Photo courtesy JC Lemay
The 22nd International Garden Festival revealed new contemporary gardens and its annual theme. Magic Lies Outside is the annual theme that aims to bring people hope, promote creativity, and add colour to a world overcoming the global pandemic.
Five projects have been selected to be part of the festival: two from Canada and one each from the United States, France, and Sweden. They are added to the current gardens to form an open-air museum, thus offering a route of outdoor installations.
Here are the five new projects selected for the 2021 edition:
Miroirs acoustiques
Emmanuelle Loslier, landscape architect, Camille Zaroubi, landscape architect. Montreal, Quebec
Miroirs acoustiques consist of two parabolic reflectors (recycled aluminum antennas) planted in the ground. Positioned back-to-back, one points to the festival, an anthropogenic environment, and the other points to a forested area and the St. Lawrence.

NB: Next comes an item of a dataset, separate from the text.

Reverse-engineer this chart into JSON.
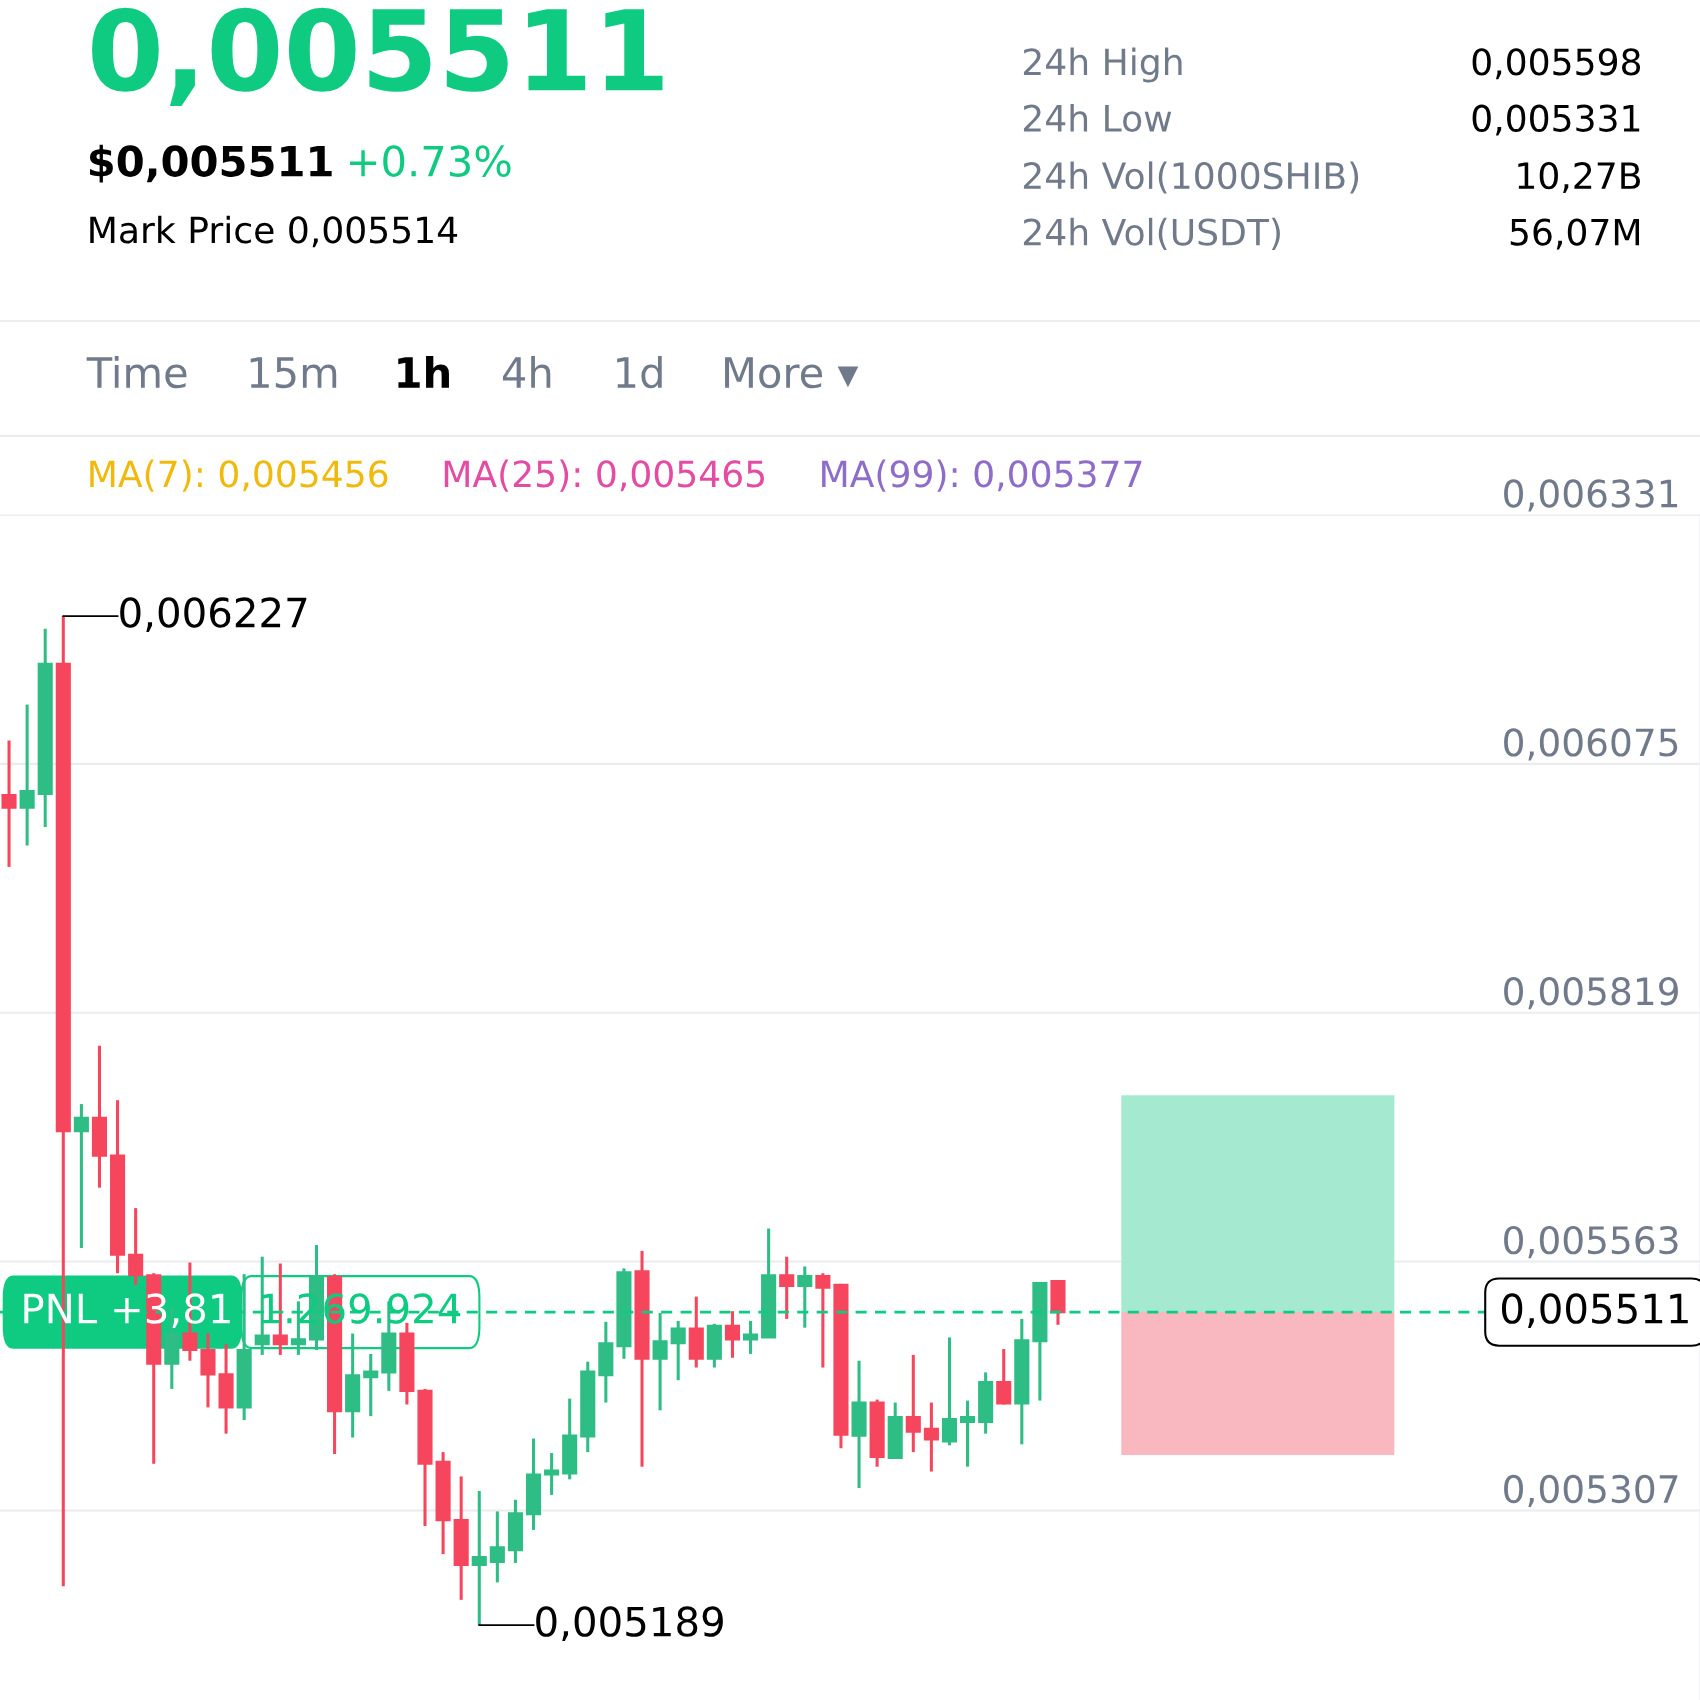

The focal point is marked on the ground showing visitors where to stand. A hole in the centre of the sound mirrors encourages visitors to observe the environment on the other side of the installation, which places them in the optimum position to hear the focused sound waves.
Open Space
legaga (Gabriel Lemelin, Francis Gaignard, Sandrine Gaulin, architectural interns) Quebec City?
In Open Space, the walls of a typical house are opened out to create an open floor plan with endless possibilities. Visitors can walk up and down the walls, dangle their feet through the door, stand and chat around the staircase, or sit on the fireplace.
Choose your Own Adventure
Balmori Associates (Noémie Lafaurie-Debany, Javier Gonzalez-Campana, Simon Escabi, Chris Liao, Cristina Preciado, landscapers and urban planners) New York, NYThe garden challenges the still frame images posted on the web, reminiscent of the 18th-century picturesque. Its lack of fixity and hyper sensorial experiences are heightened through this simple matrix that forms the garden.
Hässja
Emil Bäckström, architect. Stockholm, Sweden
Hässja is an installation based on one of these nearly lost arts of working the soil—hay-drying structures. The three structures, made from the very plants surrounding them, are not only educational, but they are also formed and arranged in a way that enhances their inherited visceral qualities.
Porte-bonheur
David Bonnard, DE-HMONP architect, Laura Giuliani, landscaper, Amélie Viale, visual artist. Lyon, Villefranche sur Saone and Lissieu, France.
The installation invites visitors to throw open the door, cross thresholds, go outside and explore their surroundings. A reawakening through subtle distortion where a door—a daily symbol of lockdown—becomes something virtual and gradually disappears as the visitor wanders through the installation towards a new horizon.